Where did she go wrong?

No where

She did
Everything
For them
From conception
To here and now

But she's not
What they want
It's clear

And it's okay
Everything has to be okay
It's where she is
But she doesn't have to
Stay

She doesn't have to
Stay where she
Isn't wanted

~ Treasa Cailleach

May you find your own wholeness and healing. May we all be wanted. May we all have a comfortable place to stay where we are wanted and loved and it is always clearly evident. Above all may you know that the divine loves and supports you in all that you do.

Om Shanti

24 of 27: I Let Good In

I let good in
So I know
I let God in

I sang songs
I love and of love
I danced
Jumped and swayed
God was there
It was good
It was fun

I tasted yummy Eats
And even some
Extra yummy treats
Savored fresh fruit
Crunched crisp salad
God's food is good

I thanked
People in my life
I donated
Of myself and my fruits
I let God in

I encouraged others
In as many ways as possible
I hugged and snuggled
Shook hands and rubbed backs
Gave tips and tricks
God guided my
Hands, arms, heart and words
It was all good

I played
Recreation of
Body, mind, and spirit
With kids
Pets and
Creative moments
It was all good
God was there

I planted
Gardens
Flowers and greens
Beauty
For eyes
And bellies
It was goodness
In, out, and all around

I fed the birds
Even the squirrels
Watched them partake
In God's abundance

I let good in
So I know
I let God in

My pen
My brush
My keyboard
My paper
My blogs
My hands
My heart
My mind
My body

They all tasted
The goodness of god
Every ounce of my being
Has felt
God's healing lightness
Frivolity
Joviality
Exubérant
Contentement
In every cell, tissue, and organ

I let good in
So I know
I let God in

~ Treasa Cailleach

May you know that you let good in and that in doing so, you let God in. May you have an abundance of things you enjoy, which allow you to let God into your life in abundance. May you know and feel the goodness permeate your being. May the goodness remain as long as humanity possible, even when distracted from it.

Om Shanti

22 of 27: Smell

He smells
So good
Like musky forests
On sunny days

Cologne on
Fresh skin
Delightful to
Olfactory nerves

Too close for comfort
Senses blurr
Cheeks flush
Loins afire
Distraction is
Quite the understatement

Desire to touch
'Tis forbidden
Lumps in throats
Hard to clear

Better to hide
Nay run in fear
It's only desired
Because it's forbidden
Least they say

It's not forbidden
By my paradigm
Only by theirs
Only by ones' choice
Leveled on me

Yet maybe there's an
Alternate
He's not the only one
Alive, attractive, or
Smelling so damn good.

I'm ready for my
Alternatives
I'm ready to explore
Other options

I'm ready for
Surprise and delights
Especially to
My olfactory nerves

~ Treasa Cailleach

16 of 27: IF “i Love Myself”

Watch “IF by Rudyard Kipling (A Life Changing Poem)” on YouTube

"i Love Myself"

Like vines cling to a tree
i hold to my own Self
Like birds take flight
My love soars
Sunshine, warmth streaming
Fills my mind with soothing feeling
An artists pen to paper
A snowflake's perfected uniqueness
i am created
No other is just as i am
i am my best me, when I am present
My creator; My Self
A feeling undescribable
Every cell shivers in excitement
Deep knowing
Inside me, I am good
I am God
Feeling which heals MY self
When i meet I
All truly is well
My love for MY Self
is inside myself
Two parts of one whole
One moment in time
Perfectly imperfect
Ever changing
Aiming for more
Love
For myself
Of My Self
~ Treasa Cailleach

Love your inner being, your divinity, and every IF of Kipling’s poem is possible. You’re your own observer, and God force can create miracles if you allow it to move through you from a feeling place, as much as humanly possible.
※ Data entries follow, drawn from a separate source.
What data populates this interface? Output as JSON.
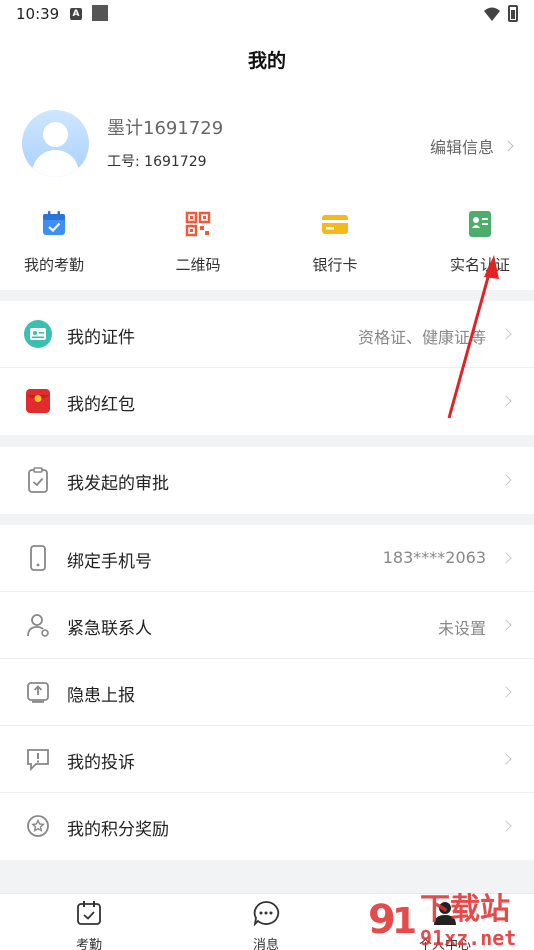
{
  "status_bar": {
    "time": "10:39"
  },
  "header": {
    "title": "我的"
  },
  "profile": {
    "name": "墨计1691729",
    "employee_id": "工号: 1691729",
    "edit_label": "编辑信息"
  },
  "quick_actions": [
    {
      "label": "我的考勤",
      "icon": "calendar-check-icon",
      "color": "#3d8ef5"
    },
    {
      "label": "二维码",
      "icon": "qr-code-icon",
      "color": "#f05a3a"
    },
    {
      "label": "银行卡",
      "icon": "bank-card-icon",
      "color": "#f5b91b"
    },
    {
      "label": "实名认证",
      "icon": "id-card-icon",
      "color": "#4cae6a"
    }
  ],
  "menu": {
    "group1": [
      {
        "label": "我的证件",
        "value": "资格证、健康证等",
        "icon": "certificate-icon"
      },
      {
        "label": "我的红包",
        "value": "",
        "icon": "red-envelope-icon"
      }
    ],
    "group2": [
      {
        "label": "我发起的审批",
        "value": "",
        "icon": "clipboard-check-icon"
      }
    ],
    "group3": [
      {
        "label": "绑定手机号",
        "value": "183****2063",
        "icon": "phone-icon"
      },
      {
        "label": "紧急联系人",
        "value": "未设置",
        "icon": "contact-icon"
      },
      {
        "label": "隐患上报",
        "value": "",
        "icon": "upload-report-icon"
      },
      {
        "label": "我的投诉",
        "value": "",
        "icon": "complaint-icon"
      },
      {
        "label": "我的积分奖励",
        "value": "",
        "icon": "points-star-icon"
      }
    ]
  },
  "tabbar": [
    {
      "label": "考勤",
      "icon": "calendar-check-icon"
    },
    {
      "label": "消息",
      "icon": "chat-bubble-icon"
    },
    {
      "label": "个人中心",
      "icon": "person-icon"
    }
  ],
  "watermark": {
    "text": "下载站",
    "site": "91xz.net"
  },
  "colors": {
    "accent_red": "#e02c2c",
    "blue": "#3d8ef5"
  }
}
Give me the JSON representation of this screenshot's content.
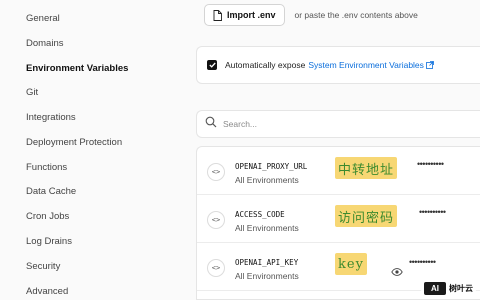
{
  "sidebar": {
    "items": [
      {
        "label": "General",
        "active": false
      },
      {
        "label": "Domains",
        "active": false
      },
      {
        "label": "Environment Variables",
        "active": true
      },
      {
        "label": "Git",
        "active": false
      },
      {
        "label": "Integrations",
        "active": false
      },
      {
        "label": "Deployment Protection",
        "active": false
      },
      {
        "label": "Functions",
        "active": false
      },
      {
        "label": "Data Cache",
        "active": false
      },
      {
        "label": "Cron Jobs",
        "active": false
      },
      {
        "label": "Log Drains",
        "active": false
      },
      {
        "label": "Security",
        "active": false
      },
      {
        "label": "Advanced",
        "active": false
      }
    ]
  },
  "import": {
    "button_label": "Import .env",
    "hint": "or paste the .env contents above"
  },
  "expose": {
    "checked": true,
    "label": "Automatically expose",
    "link": "System Environment Variables"
  },
  "search": {
    "placeholder": "Search..."
  },
  "env_vars": [
    {
      "key": "OPENAI_PROXY_URL",
      "scope": "All Environments",
      "annotation": "中转地址",
      "masked": "••••••••••",
      "has_eye": false
    },
    {
      "key": "ACCESS_CODE",
      "scope": "All Environments",
      "annotation": "访问密码",
      "masked": "••••••••••",
      "has_eye": false
    },
    {
      "key": "OPENAI_API_KEY",
      "scope": "All Environments",
      "annotation": "key",
      "masked": "••••••••••",
      "has_eye": true
    }
  ],
  "watermark": {
    "logo": "AI",
    "text": "树叶云"
  },
  "colors": {
    "link": "#0a6edc",
    "highlight": "#f7d774",
    "annotation_text": "#3c8a2e"
  }
}
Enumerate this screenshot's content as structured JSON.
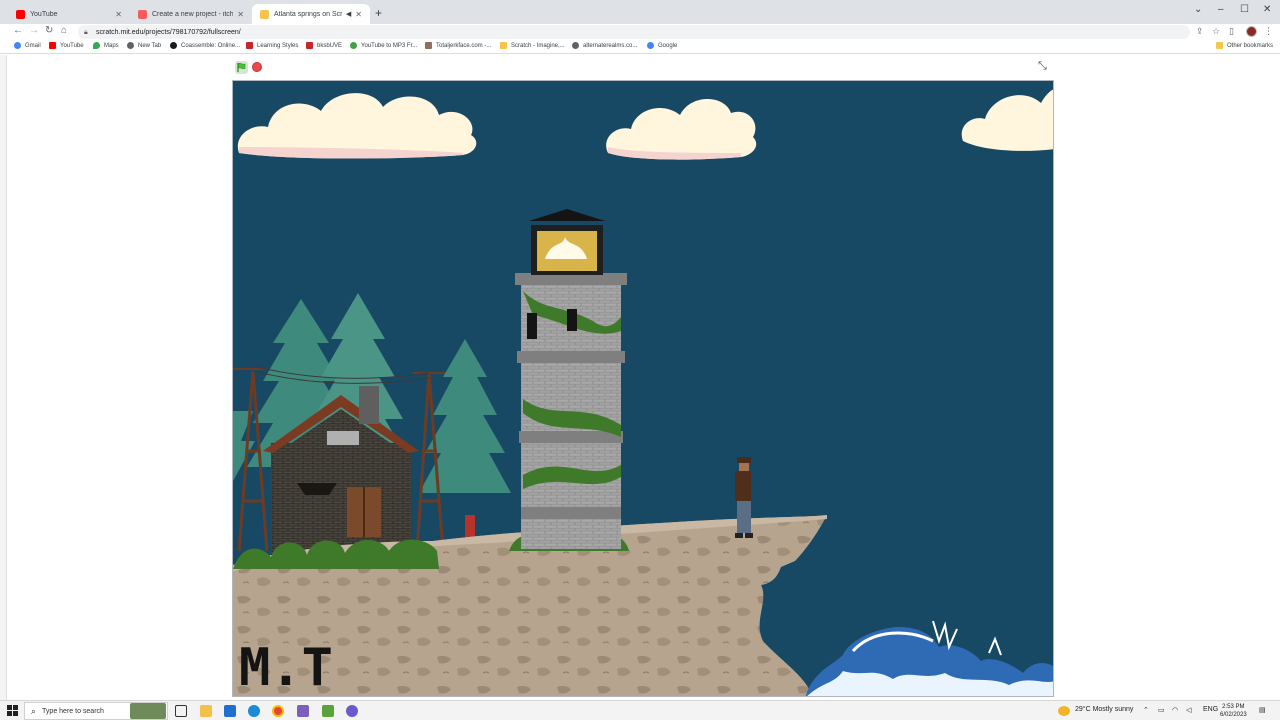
{
  "browser": {
    "tabs": [
      {
        "title": "YouTube",
        "color": "#ff0000"
      },
      {
        "title": "Create a new project - itch.io",
        "color": "#fa5c5c"
      },
      {
        "title": "Atlanta springs on Scratch",
        "color": "#f7c34c",
        "active": true
      }
    ],
    "url": "scratch.mit.edu/projects/798170792/fullscreen/",
    "bookmarks": [
      {
        "label": "Gmail",
        "icon": "google-icon",
        "color": "#4285f4"
      },
      {
        "label": "YouTube",
        "icon": "youtube-icon",
        "color": "#ff0000"
      },
      {
        "label": "Maps",
        "icon": "maps-pin-icon",
        "color": "#34a853"
      },
      {
        "label": "New Tab",
        "icon": "globe-icon",
        "color": "#5f6368"
      },
      {
        "label": "Coassemble: Online...",
        "icon": "coassemble-icon",
        "color": "#1a1a1a"
      },
      {
        "label": "Learning Styles",
        "icon": "grid-icon",
        "color": "#c62828"
      },
      {
        "label": "bksbUVE",
        "icon": "grid-icon",
        "color": "#c62828"
      },
      {
        "label": "YouTube to MP3 Fr...",
        "icon": "refresh-icon",
        "color": "#43a047"
      },
      {
        "label": "Totaljerkface.com -...",
        "icon": "site-icon",
        "color": "#8d6e63"
      },
      {
        "label": "Scratch - Imagine,...",
        "icon": "scratch-icon",
        "color": "#f7c34c"
      },
      {
        "label": "alternaterealms.co...",
        "icon": "globe-icon",
        "color": "#5f6368"
      },
      {
        "label": "Google",
        "icon": "google-icon",
        "color": "#4285f4"
      }
    ],
    "other_bookmarks": "Other bookmarks"
  },
  "scene": {
    "watermark": "M.T"
  },
  "taskbar": {
    "search_placeholder": "Type here to search",
    "weather": "29°C  Mostly sunny",
    "language": "ENG",
    "time": "2:53 PM",
    "date": "6/02/2023"
  }
}
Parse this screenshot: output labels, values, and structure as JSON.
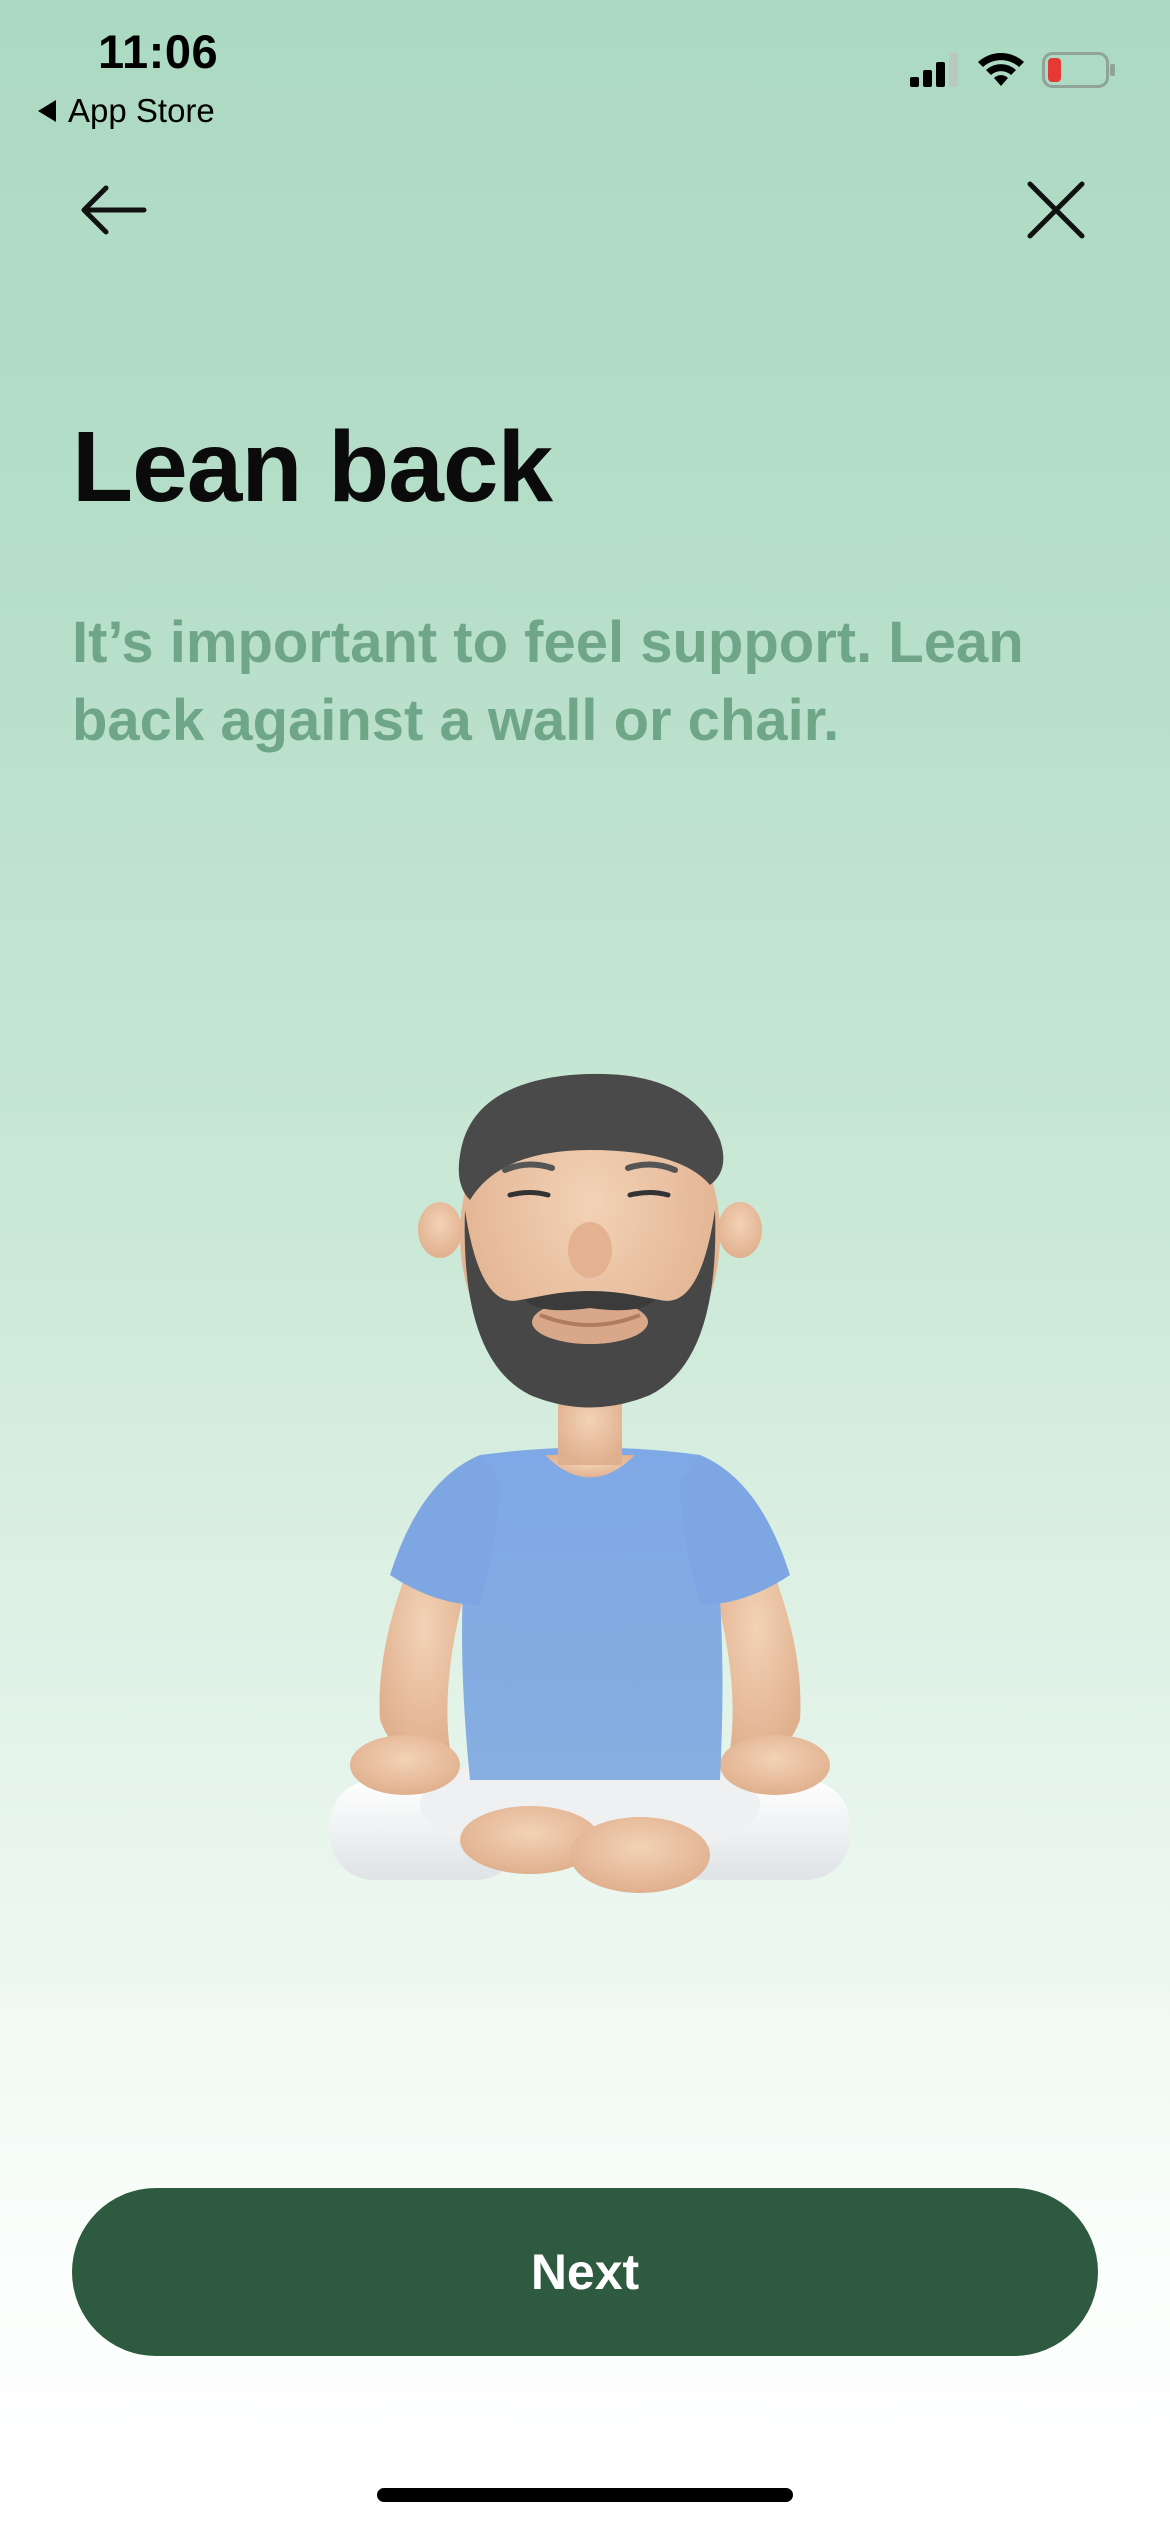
{
  "status_bar": {
    "time": "11:06",
    "back_app_label": "App Store",
    "signal_icon": "cellular-signal-icon",
    "wifi_icon": "wifi-icon",
    "battery_icon": "battery-low-icon",
    "battery_level_color": "#e53935"
  },
  "nav": {
    "back_icon": "arrow-left-icon",
    "close_icon": "close-icon"
  },
  "content": {
    "title": "Lean back",
    "subtitle": "It’s important to feel support. Lean back against a wall or chair."
  },
  "illustration": {
    "name": "meditating-man-illustration"
  },
  "footer": {
    "next_label": "Next"
  },
  "colors": {
    "accent": "#2e5a3f",
    "subtitle": "#6fa688",
    "background_top": "#acd9c2",
    "background_bottom": "#ffffff"
  }
}
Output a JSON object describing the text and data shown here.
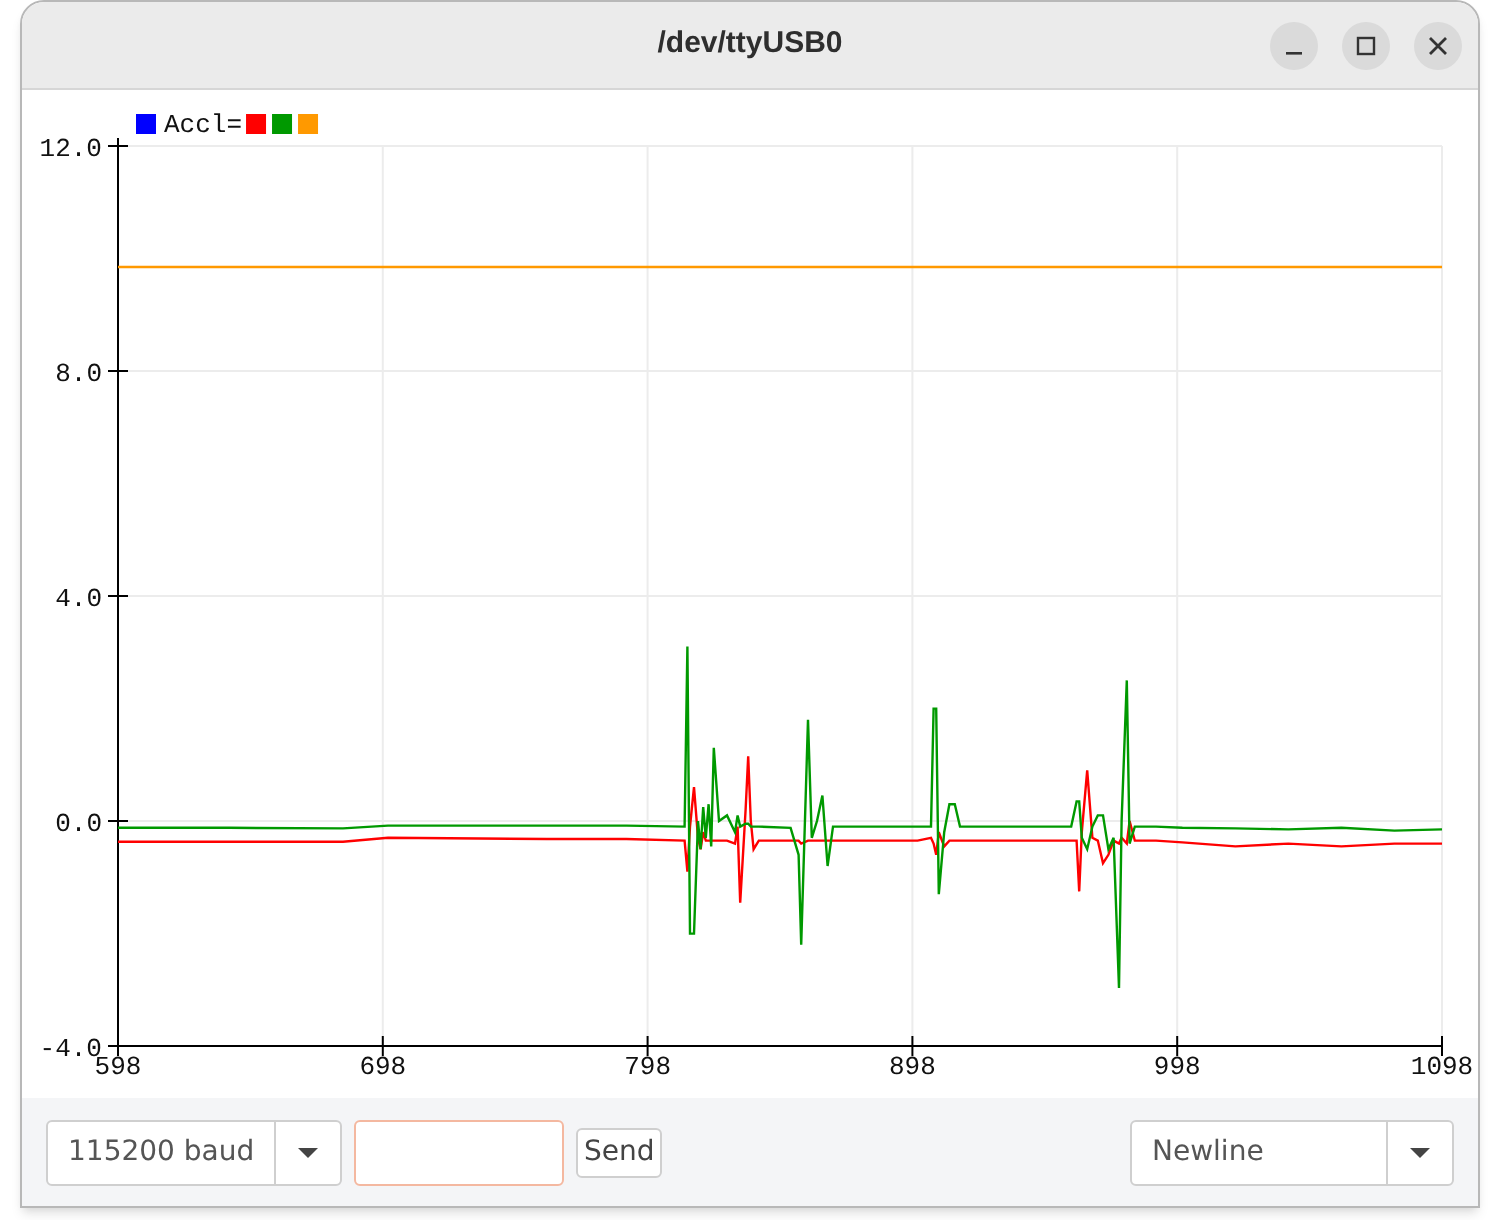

May you find that feeling place in this new year and every day of your life.

Om Shanti

10 of 27: Go Be With God

I hadn’t intended to write just poetry on here. More just do something different than before. Change things up, and try to be authentic without using every detail of my life. Somehow it seems my default choice for that goal has been poetry and I never even considered myself a poet.

Today I am doing my best to let go of an energy that is running amuck in my life. My last poem spoke to it. I have some psychic abilities, but it seems to me that I’m not good at interpretation of the things I get. So, I know how the energy feels, and at times it has felt good and helpful, but the same source often carries heavy negativity and chaos. At this point the negatives far outweigh the positives I have gleaned from it, and I simply wish for it to leave me alone. The problem is that some of the people in my life are either connected to it or highly influenced by it, and thus I have seen manifestations of it, both good and bad, through people I know and/or love.

Anyways, in a strong desire to disconnect from it and walk away, I am reaching for God.

That’s where it gets tricky, because this wavelength I’m talking about, blends quite significantly with the feeling of the divine, especially when the former is feeling good. I only want the good, that’s what brings better manifestations. So I only want the divine.

At this point my struggles have weighed heavy enough in my life that I also have a strong desire to give up fully and completely. But there is a part of me, very tiny, that says what if that means I die.

So I sit in acknowledgement that I could indeed die. Giving up completely could mean that I cease to exist in human form on 3D planet earth. I’m not sure that would be a bad thing. I know my husband and kids would miss me, but they would eventually move on with their own lives. But if I continue to cling to the what is because it might cause discomfort for them or I might miss out on things, then I could be holding myself apart from that already. I might be causing missing out and discomfort because I am afraid of that.

So I am doing my best to really examine what truly letting go means. If I really really let go of all of the what ifs, all of the scary tidbits, all of the might be doom, then what? I could die, but what else could happen?

It’s a hypothetical question for myself. I’m doing my best to look for the best answers and skip the worst.

May you see your best answers to letting go. May you see that you don’t have to be in control. May you see that giving into God fully and completely can do wonderous things in your life. May you know you are loved and supported by the divine. May you find a way to release the negatives completely.